C'était l'heure de pointe, et la circulation était infernale. Les voitures avançaient au ralenti, et les gaz d'échappement s'engouffraient par les fenêtres, me donnant le vertige. En passant devant le petit parc près du lac Liufang, je n'ai pas pu m'empêcher de jeter un coup d'œil par la fenêtre. Après quelques jours d'absence, le paysage du lac Liufang était encore plus enchanteur. Plusieurs pêchers étaient couverts de fleurs rouge vif, et la surface lisse du lac ressemblait à une flaque de gelée verte, reflétant une douce lumière du ciel. Des gens allaient et venaient sur la rive. Je me suis demandé si Li Yuntong était venue ici après sa disparition. Même si elle était venue, c'était comme si elle n'était jamais venue. Je me souvenais avoir vu des graffitis comme « Untel était là » sur les branches des arbres et les murs quand je venais ici. À l'époque, je trouvais ça absurde, mais maintenant je pense qu'au fond, tout le monde a probablement peur d'être oublié. Chacun aspire à laisser une trace de son passage dans le monde. Certains disent : « Si on ne se souvient pas de moi en bien, on se souviendra de moi en mal. » D'autres disent vouloir « laisser une trace indélébile dans l'histoire ». Ni les bons ni les méchants ne souhaitent disparaître à jamais avec leur mort. Le dicton « Je ne crains pas d'être réduit en miettes, mais seulement de perdre mon intégrité » vient de la conscience que, si être réduit en miettes est terrible, ne laisser aucune trace est encore plus terrifiant. Dans quelle mesure Li Yuntong a-t-il été oublié ? L'a-t-on tous oublié simultanément, en un instant ? Pourquoi ne l'ai-je pas oublié ? Être oublié après la mort est terrible, mais être complètement oublié de son vivant… est-ce cent fois plus douloureux que la mort ? À cette pensée, un frisson me parcourut malgré moi et je me recroquevillai sur mon siège.
«
Tu as froid
?
» demanda Ouyang. «
On devrait fermer la fenêtre
?
»
« Inutile. » J'ai secoué la tête.
Si quelqu'un est poignardé, il ne ressent pas la douleur immédiatement
; il faut un certain temps avant qu'elle ne se manifeste. C'est ce qui m'est arrivé. Ce qui est arrivé à Li Yuntong m'a tellement choqué que je n'ai ressenti aucune peur particulière jusqu'à présent. Loin des lieux où Li Yuntong avait vécu, alors que la voiture avançait lentement dans une rue inconnue, j'ai soudain compris très clairement ce qui s'était passé
!
Plus je comprends clairement ce qui s'est passé, moins je comprends ce qui s'est passé.

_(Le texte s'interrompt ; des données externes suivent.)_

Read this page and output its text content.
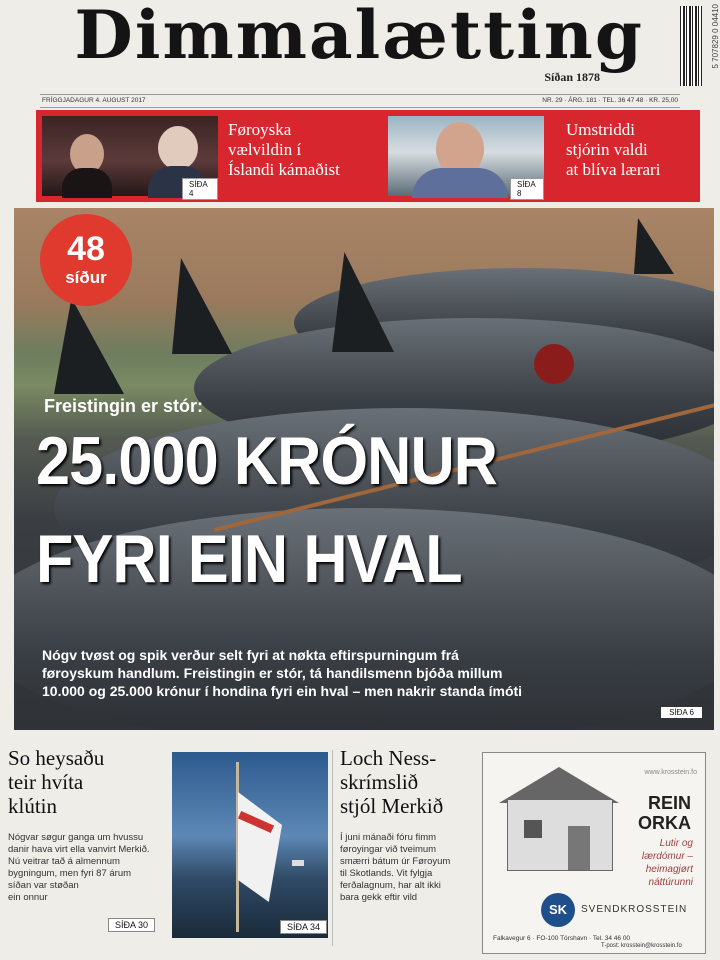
Dimmalætting
Síðan 1878
5 707829 0 04410
FRÍGGJADAGUR 4. AUGUST 2017	NR. 29 · ÁRG. 181 · TEL. 36 47 48 · KR. 25,00
SÍÐA 4
Føroyska
vælvildin í
Íslandi kámaðist
SÍÐA 8
Umstriddi
stjórin valdi
at blíva lærari
48
síður
Freistingin er stór:
25.000 KRÓNUR
FYRI EIN HVAL
Nógv tvøst og spik verður selt fyri at nøkta eftirspurningum frá
føroyskum handlum. Freistingin er stór, tá handilsmenn bjóða millum
10.000 og 25.000 krónur í hondina fyri ein hval – men nakrir standa ímóti
SÍÐA 6
So heysaðu
teir hvíta
klútin
Nógvar søgur ganga um hvussu
danir hava virt ella vanvirt Merkið.
Nú veitrar tað á almennum
bygningum, men fyri 87 árum
síðan var støðan
ein onnur
SÍÐA 30	SÍÐA 34
Loch Ness-
skrímslið
stjól Merkið
Í juni mánaði fóru fimm
føroyingar við tveimum
smærri bátum úr Føroyum
til Skotlands. Vit fylgja
ferðalagnum, har alt ikki
bara gekk eftir vild
www.krosstein.fo
REIN
ORKA
Lutir og lærdómur – heimagjørt náttúrunni
SK	SVENDKROSSTEIN
Falkavegur 6 · FO-100 Tórshavn · Tel. 34 46 00
T-post: krosstein@krosstein.fo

Ou plutôt, mon esprit refuse de réfléchir plus attentivement à ce qui s'est déjà produit, car je sais que si je le fais, je comprendrai toute la vérité, et je sais surtout que cette vérité est insupportable. Telle une coupe de poison, elle a déjà répandu une aura mortelle, et mes pensées s'en détournent naturellement. Bien qu'il soit inévitable de boire ce poison, le retarder me permettra de préserver encore un peu la paix actuelle.
Les roues de la voiture tournaient plus lentement que mes pensées, mais elles avançaient malgré tout. Avant même que je puisse apercevoir la rue Yunsheng, sa décrépitude et son silence m'envahissaient déjà. C'était l'odeur si particulière de la rue Yunsheng. L'entrée sombre de l'immeuble au numéro six était grande ouverte sur le côté droit de la portière, telle une tanière hantée par des bêtes sauvages.

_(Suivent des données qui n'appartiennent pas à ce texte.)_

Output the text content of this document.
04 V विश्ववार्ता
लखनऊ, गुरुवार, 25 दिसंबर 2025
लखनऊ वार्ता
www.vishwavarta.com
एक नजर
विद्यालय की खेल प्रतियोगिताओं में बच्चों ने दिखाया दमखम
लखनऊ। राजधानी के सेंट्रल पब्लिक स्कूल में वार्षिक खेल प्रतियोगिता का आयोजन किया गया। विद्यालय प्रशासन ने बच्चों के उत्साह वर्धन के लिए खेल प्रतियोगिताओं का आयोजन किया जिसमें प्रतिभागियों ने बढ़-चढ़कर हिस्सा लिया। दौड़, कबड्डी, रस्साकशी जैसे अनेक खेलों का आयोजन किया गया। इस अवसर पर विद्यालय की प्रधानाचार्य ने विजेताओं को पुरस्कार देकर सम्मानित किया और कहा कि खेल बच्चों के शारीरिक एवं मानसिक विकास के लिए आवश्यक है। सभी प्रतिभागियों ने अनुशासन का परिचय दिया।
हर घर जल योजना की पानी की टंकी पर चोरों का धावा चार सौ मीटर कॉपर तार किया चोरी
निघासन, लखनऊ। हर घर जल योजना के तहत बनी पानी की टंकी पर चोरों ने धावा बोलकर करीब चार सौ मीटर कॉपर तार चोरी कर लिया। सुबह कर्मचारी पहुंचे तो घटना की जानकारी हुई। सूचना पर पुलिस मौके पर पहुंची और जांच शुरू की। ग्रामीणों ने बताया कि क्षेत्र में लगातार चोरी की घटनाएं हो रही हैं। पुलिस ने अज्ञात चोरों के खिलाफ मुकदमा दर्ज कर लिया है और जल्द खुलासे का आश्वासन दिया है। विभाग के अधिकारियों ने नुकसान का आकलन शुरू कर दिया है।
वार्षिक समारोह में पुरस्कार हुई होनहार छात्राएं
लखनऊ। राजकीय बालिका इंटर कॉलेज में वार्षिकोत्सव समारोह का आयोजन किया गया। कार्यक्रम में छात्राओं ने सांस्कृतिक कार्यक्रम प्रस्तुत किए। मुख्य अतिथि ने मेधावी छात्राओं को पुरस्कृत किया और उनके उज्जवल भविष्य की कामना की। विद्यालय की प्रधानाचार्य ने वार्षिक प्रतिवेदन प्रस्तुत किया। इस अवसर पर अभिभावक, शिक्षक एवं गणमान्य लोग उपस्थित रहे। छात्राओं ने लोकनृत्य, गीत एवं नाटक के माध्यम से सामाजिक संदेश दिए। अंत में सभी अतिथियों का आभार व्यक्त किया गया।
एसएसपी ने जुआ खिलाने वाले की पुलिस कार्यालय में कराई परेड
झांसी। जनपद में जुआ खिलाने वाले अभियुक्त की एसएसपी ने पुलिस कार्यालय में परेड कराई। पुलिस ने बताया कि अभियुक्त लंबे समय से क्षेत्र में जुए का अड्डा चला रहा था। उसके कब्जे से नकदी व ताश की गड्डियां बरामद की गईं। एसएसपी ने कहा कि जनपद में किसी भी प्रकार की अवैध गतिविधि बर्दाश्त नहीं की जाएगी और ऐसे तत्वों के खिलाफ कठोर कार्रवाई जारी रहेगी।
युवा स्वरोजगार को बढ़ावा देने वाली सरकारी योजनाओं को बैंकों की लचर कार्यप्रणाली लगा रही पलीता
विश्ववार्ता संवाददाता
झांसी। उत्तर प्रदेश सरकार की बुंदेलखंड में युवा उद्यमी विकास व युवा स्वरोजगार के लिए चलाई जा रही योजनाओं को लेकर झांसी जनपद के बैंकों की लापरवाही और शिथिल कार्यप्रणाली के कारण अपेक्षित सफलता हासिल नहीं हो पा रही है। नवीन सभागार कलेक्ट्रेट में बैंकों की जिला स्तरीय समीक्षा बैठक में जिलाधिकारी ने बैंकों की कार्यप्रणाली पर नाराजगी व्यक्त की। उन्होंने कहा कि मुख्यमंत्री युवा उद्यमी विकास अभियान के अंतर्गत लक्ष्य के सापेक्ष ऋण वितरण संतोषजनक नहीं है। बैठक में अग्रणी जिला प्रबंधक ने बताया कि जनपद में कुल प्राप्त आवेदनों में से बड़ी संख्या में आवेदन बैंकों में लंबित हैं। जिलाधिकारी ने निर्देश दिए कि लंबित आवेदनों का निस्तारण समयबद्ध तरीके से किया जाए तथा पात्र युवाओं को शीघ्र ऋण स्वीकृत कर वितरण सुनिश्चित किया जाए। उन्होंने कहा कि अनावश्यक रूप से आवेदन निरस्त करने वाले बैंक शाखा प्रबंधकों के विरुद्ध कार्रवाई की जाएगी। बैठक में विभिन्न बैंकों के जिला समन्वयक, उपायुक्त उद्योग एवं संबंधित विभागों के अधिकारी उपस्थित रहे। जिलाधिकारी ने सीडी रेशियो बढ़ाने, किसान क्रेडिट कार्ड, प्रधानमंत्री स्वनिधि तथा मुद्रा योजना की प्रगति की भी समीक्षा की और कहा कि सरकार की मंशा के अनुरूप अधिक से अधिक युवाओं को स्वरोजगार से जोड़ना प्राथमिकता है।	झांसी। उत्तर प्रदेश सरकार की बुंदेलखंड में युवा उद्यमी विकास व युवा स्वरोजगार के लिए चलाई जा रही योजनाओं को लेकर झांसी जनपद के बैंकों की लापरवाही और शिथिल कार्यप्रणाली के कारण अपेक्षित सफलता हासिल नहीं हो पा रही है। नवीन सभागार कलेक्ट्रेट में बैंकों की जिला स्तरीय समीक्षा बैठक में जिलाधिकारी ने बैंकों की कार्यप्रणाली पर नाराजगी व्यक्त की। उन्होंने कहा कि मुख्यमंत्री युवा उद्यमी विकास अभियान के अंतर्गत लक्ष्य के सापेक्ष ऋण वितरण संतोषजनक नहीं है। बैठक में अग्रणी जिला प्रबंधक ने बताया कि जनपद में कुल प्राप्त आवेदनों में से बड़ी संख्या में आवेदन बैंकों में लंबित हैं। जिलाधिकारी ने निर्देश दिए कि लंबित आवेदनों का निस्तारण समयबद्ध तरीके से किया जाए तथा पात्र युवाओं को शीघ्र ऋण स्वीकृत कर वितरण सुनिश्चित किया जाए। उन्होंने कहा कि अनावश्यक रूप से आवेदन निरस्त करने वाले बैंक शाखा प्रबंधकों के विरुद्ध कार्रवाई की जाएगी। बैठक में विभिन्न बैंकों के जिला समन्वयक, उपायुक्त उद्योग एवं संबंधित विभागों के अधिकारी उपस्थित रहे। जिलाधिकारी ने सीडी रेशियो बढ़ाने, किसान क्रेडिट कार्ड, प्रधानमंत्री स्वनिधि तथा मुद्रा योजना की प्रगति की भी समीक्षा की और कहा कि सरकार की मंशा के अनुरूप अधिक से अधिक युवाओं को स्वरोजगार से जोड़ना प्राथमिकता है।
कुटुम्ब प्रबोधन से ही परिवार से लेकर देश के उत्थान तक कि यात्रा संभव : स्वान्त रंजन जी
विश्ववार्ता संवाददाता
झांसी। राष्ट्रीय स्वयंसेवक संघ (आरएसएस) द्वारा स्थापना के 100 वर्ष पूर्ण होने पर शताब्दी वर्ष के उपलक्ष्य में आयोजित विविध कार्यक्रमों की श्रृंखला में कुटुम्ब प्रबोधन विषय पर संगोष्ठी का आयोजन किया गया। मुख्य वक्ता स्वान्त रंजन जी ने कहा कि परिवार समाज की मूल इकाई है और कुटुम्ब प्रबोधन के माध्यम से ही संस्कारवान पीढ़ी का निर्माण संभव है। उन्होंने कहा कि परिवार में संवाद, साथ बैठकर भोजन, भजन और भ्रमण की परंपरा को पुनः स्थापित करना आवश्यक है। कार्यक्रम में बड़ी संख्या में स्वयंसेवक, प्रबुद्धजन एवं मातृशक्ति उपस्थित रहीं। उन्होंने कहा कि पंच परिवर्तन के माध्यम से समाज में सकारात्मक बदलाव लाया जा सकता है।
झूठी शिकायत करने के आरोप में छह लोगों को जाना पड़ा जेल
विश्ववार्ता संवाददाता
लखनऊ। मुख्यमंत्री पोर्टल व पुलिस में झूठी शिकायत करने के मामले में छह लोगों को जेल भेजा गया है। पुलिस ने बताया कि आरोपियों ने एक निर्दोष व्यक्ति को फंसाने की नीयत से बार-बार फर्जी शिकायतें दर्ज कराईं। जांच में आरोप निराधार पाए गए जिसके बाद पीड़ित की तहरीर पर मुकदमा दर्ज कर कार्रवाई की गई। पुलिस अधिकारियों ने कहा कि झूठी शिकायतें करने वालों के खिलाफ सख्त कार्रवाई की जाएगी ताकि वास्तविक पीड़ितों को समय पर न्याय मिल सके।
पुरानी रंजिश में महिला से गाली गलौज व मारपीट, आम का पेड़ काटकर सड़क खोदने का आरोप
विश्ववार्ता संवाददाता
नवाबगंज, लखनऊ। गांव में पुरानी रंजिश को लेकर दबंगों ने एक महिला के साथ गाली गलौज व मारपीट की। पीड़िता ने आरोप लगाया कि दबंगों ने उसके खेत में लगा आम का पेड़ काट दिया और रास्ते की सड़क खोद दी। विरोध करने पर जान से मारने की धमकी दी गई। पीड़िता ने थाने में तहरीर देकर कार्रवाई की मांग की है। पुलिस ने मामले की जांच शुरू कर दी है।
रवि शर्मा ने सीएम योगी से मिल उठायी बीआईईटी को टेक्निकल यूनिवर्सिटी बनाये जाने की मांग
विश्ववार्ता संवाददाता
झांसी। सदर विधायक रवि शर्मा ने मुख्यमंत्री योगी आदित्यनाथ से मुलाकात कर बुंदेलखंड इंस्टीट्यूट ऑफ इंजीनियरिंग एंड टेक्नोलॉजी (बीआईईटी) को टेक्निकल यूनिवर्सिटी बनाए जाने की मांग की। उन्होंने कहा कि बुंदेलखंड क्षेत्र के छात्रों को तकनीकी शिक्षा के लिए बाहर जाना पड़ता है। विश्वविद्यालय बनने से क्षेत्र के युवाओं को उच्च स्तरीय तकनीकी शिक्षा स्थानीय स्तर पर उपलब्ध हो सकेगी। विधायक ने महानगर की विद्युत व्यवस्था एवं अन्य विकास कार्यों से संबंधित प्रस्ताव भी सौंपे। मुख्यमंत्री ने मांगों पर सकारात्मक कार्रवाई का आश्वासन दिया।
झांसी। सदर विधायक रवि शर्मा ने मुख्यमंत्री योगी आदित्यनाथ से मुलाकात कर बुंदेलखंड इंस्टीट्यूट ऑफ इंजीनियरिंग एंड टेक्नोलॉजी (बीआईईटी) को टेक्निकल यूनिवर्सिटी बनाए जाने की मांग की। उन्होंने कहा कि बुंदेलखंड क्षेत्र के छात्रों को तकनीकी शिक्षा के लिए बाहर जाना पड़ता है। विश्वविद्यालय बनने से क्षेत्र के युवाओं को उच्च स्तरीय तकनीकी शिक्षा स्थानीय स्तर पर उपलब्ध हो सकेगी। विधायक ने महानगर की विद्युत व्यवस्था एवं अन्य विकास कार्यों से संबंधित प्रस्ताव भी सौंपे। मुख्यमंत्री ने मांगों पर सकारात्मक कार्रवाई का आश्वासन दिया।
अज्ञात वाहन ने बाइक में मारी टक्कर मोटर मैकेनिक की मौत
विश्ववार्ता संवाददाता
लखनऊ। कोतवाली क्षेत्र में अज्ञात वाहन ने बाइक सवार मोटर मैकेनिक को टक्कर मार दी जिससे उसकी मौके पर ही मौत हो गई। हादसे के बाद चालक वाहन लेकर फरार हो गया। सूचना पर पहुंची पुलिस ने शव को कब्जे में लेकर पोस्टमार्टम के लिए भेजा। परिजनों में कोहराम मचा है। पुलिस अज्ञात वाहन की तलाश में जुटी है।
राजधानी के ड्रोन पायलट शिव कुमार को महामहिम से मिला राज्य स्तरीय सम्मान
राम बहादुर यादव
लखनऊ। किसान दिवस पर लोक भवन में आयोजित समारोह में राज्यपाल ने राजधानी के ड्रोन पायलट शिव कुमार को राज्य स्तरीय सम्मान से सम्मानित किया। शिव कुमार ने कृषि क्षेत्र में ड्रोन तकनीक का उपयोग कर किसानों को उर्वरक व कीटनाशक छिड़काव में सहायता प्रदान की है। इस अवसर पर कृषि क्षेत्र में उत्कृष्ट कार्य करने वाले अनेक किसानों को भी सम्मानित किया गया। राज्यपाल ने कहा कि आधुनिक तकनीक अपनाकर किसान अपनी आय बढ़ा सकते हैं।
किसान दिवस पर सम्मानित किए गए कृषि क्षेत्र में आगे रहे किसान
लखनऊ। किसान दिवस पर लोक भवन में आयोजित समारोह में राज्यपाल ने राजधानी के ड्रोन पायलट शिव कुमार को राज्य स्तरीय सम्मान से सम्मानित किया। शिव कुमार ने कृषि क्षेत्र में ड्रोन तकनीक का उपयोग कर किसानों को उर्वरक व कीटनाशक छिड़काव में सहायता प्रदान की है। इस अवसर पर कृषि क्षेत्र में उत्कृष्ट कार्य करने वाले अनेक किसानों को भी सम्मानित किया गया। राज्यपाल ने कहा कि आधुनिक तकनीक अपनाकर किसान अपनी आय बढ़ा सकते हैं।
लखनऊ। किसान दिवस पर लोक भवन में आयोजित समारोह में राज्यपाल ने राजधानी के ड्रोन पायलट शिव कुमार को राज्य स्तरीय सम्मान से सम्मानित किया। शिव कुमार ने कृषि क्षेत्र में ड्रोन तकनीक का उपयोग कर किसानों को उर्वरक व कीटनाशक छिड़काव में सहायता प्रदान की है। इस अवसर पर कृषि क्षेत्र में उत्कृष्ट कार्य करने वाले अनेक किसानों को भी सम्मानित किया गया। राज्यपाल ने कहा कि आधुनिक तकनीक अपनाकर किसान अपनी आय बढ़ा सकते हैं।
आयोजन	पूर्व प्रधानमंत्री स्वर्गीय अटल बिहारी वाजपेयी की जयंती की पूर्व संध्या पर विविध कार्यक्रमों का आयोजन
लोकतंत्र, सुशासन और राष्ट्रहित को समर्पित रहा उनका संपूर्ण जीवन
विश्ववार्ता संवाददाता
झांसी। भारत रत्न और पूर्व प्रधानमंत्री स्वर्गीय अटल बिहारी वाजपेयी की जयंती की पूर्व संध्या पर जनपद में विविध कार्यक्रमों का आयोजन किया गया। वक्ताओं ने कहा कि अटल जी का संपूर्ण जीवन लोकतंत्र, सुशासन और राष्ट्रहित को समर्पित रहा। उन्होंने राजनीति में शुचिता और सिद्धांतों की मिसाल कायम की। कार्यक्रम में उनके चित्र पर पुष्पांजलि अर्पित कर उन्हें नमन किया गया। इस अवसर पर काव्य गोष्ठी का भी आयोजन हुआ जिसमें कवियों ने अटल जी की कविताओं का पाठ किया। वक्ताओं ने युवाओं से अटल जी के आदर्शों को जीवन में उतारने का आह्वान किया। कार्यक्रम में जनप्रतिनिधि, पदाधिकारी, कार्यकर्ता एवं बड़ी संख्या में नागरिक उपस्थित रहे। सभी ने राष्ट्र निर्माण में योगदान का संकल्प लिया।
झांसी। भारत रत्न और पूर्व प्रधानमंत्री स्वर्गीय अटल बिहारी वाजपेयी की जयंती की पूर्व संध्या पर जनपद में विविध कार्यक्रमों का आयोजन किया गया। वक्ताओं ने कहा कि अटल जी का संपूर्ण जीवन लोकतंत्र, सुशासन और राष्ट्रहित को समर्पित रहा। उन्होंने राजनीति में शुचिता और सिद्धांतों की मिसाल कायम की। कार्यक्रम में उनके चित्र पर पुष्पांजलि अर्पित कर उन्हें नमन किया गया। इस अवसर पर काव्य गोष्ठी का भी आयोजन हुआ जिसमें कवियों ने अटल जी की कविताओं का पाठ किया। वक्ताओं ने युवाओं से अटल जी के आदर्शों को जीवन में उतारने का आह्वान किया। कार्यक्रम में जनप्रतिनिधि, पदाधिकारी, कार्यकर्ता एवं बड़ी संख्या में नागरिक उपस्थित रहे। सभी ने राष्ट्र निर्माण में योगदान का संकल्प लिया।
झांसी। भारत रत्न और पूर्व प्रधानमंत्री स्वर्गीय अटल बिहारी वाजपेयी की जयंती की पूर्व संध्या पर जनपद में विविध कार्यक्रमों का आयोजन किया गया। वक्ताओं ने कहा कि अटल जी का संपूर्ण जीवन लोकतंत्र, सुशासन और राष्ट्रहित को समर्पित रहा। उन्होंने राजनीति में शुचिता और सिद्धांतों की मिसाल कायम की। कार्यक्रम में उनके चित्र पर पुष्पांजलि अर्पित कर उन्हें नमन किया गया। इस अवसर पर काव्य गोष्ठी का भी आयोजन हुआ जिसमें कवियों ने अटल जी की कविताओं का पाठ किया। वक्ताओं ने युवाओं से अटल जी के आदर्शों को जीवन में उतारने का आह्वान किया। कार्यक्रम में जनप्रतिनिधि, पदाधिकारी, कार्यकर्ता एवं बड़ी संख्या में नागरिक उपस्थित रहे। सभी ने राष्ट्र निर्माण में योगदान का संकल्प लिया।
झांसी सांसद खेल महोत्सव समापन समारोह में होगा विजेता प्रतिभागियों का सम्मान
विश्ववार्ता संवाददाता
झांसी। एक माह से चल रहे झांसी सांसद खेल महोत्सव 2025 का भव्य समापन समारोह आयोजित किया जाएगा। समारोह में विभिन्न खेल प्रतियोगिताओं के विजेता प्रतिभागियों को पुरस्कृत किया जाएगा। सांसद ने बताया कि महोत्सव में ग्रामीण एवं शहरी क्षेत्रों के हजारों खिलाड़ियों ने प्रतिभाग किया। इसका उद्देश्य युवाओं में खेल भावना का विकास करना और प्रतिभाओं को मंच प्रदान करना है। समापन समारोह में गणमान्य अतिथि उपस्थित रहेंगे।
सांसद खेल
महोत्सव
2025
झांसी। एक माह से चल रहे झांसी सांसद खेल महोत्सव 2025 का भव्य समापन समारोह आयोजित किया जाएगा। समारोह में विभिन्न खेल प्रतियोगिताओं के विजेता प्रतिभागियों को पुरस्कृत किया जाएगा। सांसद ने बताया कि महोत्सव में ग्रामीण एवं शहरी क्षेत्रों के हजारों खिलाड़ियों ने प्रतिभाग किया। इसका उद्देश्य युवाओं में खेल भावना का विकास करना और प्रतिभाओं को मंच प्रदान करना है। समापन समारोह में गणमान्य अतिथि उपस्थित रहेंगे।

Aussi lente qu'une voiture puisse être, elle finira par atteindre sa destination ; aussi lente que soit notre réflexion, nous finirons par tout comprendre.
Ouyang et moi sommes sortis de la voiture et sommes entrés au numéro 6 de la rue Yunsheng. Nous sommes passés de la lumière du jour à l'obscurité, et de l'extérieur, personne ne se serait aperçu de notre présence. Les marches grinçaient sous nos pas. Arrivés au deuxième étage, Ouyang a jeté un regard suspicieux à la porte ouverte de la chambre 202
: une faible lueur verte en émanait encore.

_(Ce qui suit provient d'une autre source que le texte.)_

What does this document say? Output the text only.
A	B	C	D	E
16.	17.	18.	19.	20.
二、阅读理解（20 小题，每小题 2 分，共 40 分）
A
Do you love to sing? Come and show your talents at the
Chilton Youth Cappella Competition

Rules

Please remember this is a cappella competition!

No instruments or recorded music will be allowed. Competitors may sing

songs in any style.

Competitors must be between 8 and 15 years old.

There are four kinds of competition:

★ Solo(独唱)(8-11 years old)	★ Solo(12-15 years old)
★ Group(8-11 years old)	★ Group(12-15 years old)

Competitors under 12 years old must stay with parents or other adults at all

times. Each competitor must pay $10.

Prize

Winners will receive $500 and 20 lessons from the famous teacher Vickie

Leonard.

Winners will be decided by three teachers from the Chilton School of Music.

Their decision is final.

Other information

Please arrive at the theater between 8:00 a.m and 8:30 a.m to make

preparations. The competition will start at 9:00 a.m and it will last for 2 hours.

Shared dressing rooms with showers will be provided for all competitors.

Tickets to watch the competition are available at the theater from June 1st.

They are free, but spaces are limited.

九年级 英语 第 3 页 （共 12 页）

À peine avais-je inséré la clé dans la serrure de la porte de la chambre 302 que celle-ci s'ouvrit. Xu Xiaobing était déjà rentrée. Ouyang la salua et elle acquiesça d'un signe de tête.
« C’est bien que tu sois rentrée », dit Ouyang. « Jiang Ling ne se sent pas bien, alors ne la laisse pas seule. Je viendrai la chercher demain matin pour l’emmener au travail. »
« Ah bon ? » Xu Xiaobing me regarda d'un air soupçonneux, puis pinça les lèvres. « Tu n'es pas allée voir un médecin ? »
Je la fixai intensément, me souvenant des nombreuses fois où je lui avais parlé de Li Yuntong, et je lâchai : « Vous souvenez-vous de mon collègue Li Yuntong ? »
« Bien sûr que je me souviens, pourquoi ? » Elle me regarda, perplexe.
J'ai poussé un long soupir de soulagement et me suis tournée vers Ouyang.
Ouyang fronça les sourcils, apparemment sans se rendre compte de ce qui se passait. Il toussa et demanda avec incrédulité : «
Li Yuntong existe-t-il vraiment
?
»
« Oui, elle n’arrête pas de parler de lui », dit Xu Xiaobing en me désignant du doigt.
« Est-ce qu'il travaille pour notre entreprise ? » Ouyang inclina la tête, le visage crispé.
« N'est-ce pas ? » Xu Xiaobing me regarda puis regarda Ouyang. « Vous travaillez tous les deux dans la même entreprise, non ? »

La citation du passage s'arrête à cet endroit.